Barnes, Lisa L.; Capuano, Ana W.; Aiello, Allison E.; Turner, Arlener D.; Yolken, Robert H.; Torrey, E. Fuller; & Bennett, David A. (2015). Reply to Itzhaki. Journal of Infectious Diseases, 211(12), 2023-2024. PMCID: PMC4817644


We thank Drs Itzhaki and Klapper for their interest in and comments regarding our study [1], which examined the relationship between cytomegalovirus (CMV) infection and risk of Alzheimer's disease (AD). We found that CMV seropositivity was associated with a 2-fold increase in risk of AD and a faster rate of cognitive decline. The results were robust to a number of covariates, including herpes simplex virus type 1 (HSV-1).
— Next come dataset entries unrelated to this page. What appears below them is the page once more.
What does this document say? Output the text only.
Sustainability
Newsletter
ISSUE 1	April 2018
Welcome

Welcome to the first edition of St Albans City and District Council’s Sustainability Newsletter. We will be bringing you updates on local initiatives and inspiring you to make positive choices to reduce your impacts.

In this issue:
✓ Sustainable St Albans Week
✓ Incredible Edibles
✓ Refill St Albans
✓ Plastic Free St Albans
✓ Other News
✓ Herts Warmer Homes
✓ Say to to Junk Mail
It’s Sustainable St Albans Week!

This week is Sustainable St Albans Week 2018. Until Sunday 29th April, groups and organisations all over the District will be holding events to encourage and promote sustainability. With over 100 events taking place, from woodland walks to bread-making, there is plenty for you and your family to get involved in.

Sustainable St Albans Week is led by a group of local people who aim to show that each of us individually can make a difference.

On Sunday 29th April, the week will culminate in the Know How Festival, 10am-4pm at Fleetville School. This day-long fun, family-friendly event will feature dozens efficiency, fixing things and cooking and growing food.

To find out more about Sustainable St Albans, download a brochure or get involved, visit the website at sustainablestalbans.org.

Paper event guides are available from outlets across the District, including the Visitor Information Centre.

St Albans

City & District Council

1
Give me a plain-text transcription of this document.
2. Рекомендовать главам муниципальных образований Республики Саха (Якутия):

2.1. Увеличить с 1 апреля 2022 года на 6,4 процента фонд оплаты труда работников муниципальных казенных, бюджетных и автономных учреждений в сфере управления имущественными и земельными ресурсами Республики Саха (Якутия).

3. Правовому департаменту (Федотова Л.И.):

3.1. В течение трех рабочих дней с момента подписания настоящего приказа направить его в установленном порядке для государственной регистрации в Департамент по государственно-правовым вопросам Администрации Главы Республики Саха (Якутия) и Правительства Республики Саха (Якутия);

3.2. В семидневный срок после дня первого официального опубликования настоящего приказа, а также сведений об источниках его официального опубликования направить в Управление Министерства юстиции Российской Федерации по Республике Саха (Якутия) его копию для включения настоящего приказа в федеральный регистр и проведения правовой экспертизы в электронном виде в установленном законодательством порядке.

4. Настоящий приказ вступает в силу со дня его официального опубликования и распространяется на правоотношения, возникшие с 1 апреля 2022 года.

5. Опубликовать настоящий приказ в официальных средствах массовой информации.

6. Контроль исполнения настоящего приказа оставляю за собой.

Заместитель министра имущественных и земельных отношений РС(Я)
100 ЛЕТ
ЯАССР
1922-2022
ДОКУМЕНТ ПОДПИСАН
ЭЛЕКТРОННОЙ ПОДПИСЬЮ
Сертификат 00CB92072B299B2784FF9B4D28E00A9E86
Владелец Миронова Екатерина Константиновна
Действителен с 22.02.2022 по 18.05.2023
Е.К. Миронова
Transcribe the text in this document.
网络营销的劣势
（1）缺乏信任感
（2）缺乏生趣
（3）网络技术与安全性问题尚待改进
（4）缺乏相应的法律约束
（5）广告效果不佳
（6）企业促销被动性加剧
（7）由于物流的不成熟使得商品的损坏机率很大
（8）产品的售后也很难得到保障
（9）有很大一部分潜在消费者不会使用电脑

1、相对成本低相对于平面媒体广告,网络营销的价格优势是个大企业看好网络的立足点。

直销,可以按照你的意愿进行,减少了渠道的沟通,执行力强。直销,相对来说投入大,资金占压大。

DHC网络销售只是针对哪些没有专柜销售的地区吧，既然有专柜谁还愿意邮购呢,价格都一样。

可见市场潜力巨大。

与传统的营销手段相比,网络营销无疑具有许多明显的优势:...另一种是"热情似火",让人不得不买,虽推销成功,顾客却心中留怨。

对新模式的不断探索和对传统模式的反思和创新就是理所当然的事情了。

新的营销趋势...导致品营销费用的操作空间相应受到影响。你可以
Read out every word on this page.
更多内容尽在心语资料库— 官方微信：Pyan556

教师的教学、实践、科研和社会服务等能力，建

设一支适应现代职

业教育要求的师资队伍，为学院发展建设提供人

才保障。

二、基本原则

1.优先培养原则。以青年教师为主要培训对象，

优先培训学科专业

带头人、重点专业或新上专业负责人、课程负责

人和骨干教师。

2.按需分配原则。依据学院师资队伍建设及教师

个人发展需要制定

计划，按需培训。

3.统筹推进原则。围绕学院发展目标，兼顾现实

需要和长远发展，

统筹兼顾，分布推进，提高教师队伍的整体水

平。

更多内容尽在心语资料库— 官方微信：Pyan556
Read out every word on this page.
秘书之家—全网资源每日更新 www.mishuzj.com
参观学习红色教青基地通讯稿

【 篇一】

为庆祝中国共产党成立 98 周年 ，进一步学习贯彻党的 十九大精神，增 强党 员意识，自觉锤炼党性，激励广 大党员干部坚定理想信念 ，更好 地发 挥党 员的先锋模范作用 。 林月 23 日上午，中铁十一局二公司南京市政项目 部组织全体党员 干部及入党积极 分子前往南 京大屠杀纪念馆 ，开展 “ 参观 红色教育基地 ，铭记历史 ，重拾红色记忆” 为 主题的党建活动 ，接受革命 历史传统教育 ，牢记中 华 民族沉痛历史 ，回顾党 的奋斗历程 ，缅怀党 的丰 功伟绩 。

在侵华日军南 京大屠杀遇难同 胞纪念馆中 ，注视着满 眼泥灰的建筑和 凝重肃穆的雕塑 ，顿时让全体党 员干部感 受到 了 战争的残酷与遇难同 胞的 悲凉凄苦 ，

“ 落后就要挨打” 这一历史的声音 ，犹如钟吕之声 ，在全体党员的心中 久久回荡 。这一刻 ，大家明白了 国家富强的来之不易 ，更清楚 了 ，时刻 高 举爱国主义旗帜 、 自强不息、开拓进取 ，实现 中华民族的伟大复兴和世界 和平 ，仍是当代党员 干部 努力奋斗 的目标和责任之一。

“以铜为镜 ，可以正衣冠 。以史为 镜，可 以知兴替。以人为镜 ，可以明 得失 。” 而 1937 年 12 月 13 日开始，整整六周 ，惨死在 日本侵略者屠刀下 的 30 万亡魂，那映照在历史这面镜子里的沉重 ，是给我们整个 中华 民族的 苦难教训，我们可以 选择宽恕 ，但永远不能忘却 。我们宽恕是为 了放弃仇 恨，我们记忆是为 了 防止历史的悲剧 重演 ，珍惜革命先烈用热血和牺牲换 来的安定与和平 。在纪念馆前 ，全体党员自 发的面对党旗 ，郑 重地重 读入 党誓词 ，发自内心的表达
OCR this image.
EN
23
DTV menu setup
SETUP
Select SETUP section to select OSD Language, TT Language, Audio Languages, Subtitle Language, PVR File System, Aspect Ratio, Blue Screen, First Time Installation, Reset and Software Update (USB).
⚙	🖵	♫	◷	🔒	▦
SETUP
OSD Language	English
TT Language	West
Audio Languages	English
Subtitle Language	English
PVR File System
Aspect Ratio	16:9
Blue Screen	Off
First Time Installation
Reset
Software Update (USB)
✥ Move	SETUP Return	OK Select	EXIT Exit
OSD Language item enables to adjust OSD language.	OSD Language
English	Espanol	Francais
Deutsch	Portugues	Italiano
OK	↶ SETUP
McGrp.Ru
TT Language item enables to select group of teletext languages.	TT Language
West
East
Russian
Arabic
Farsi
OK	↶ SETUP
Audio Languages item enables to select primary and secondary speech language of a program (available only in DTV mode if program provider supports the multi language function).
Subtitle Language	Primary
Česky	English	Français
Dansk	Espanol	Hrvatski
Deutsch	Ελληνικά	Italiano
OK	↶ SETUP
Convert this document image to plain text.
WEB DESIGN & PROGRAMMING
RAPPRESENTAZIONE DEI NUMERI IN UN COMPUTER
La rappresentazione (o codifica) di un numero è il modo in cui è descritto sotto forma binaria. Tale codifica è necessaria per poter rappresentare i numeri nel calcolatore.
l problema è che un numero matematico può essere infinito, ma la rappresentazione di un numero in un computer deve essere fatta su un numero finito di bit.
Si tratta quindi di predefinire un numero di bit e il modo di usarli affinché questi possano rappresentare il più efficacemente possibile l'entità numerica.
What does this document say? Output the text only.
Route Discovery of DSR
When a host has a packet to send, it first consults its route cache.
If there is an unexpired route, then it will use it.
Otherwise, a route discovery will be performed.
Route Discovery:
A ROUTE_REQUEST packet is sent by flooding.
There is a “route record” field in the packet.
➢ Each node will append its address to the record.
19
In addition, our findings support earlier cohort studies that have examined the association between CMV and cognitive function [2, 3]. Together, these studies suggest a potential role for CMV as a factor that may influence cognition and risk of AD in older ages. As Itzhaki and Klapper state, one must use assays of equivalent sensitivity when comparing serological evidence of past exposure to HSV-1 with that of CMV. We agree. Although the assays used for immunoglobin G antibodies to CMV and HSV-1 were different in antigenic composition, both have been widely used in epidemiologic studies in different populations. We reported that rates of positivity for HSV-1 in our sample were much lower than for CMV, and that this discrepancy might be a reason for the lack of associations with HSV-1. Few large epidemiologic studies with older adults have specifically addressed HSV-1 [4]. Nonetheless, the lack of an association between HSV-1 antibodies and AD in our study does not preclude a role for HSV-1 in some cases of AD, using more sensitive immunological or virologic methods. The authors state that our findings contrast with others who have found a relationship between HSV-1 and cognitive decline. However, the studies cited are cross-sectional rather than longitudinal, which is needed to document cognitive decline, and most were small case-control studies of HSV-1 in the brain. Thus, the association of HSV-1 and incident AD remains unknown at this time. Overall, the evidence points to a role for herpesvirus infections in some cases of AD. Indeed, identifying an association between CMV and AD supports the hypothesis that herpesviruses may play an important role in disease risk, and does not negate a potential role for other pathogens in AD. A better understanding of the role of individual infectious agents or their combination will require large-scale studies involving different populations and, ultimately, intervention studies using specific prevention and treatment modalities.


Reference Type

Journal Article

Year Published


Journal Title

Journal of Infectious Diseases


Barnes, Lisa L.
Capuano, Ana W.
Aiello, Allison E.
Turner, Arlener D.
Yolken, Robert H.
Torrey, E. Fuller
Bennett, David A.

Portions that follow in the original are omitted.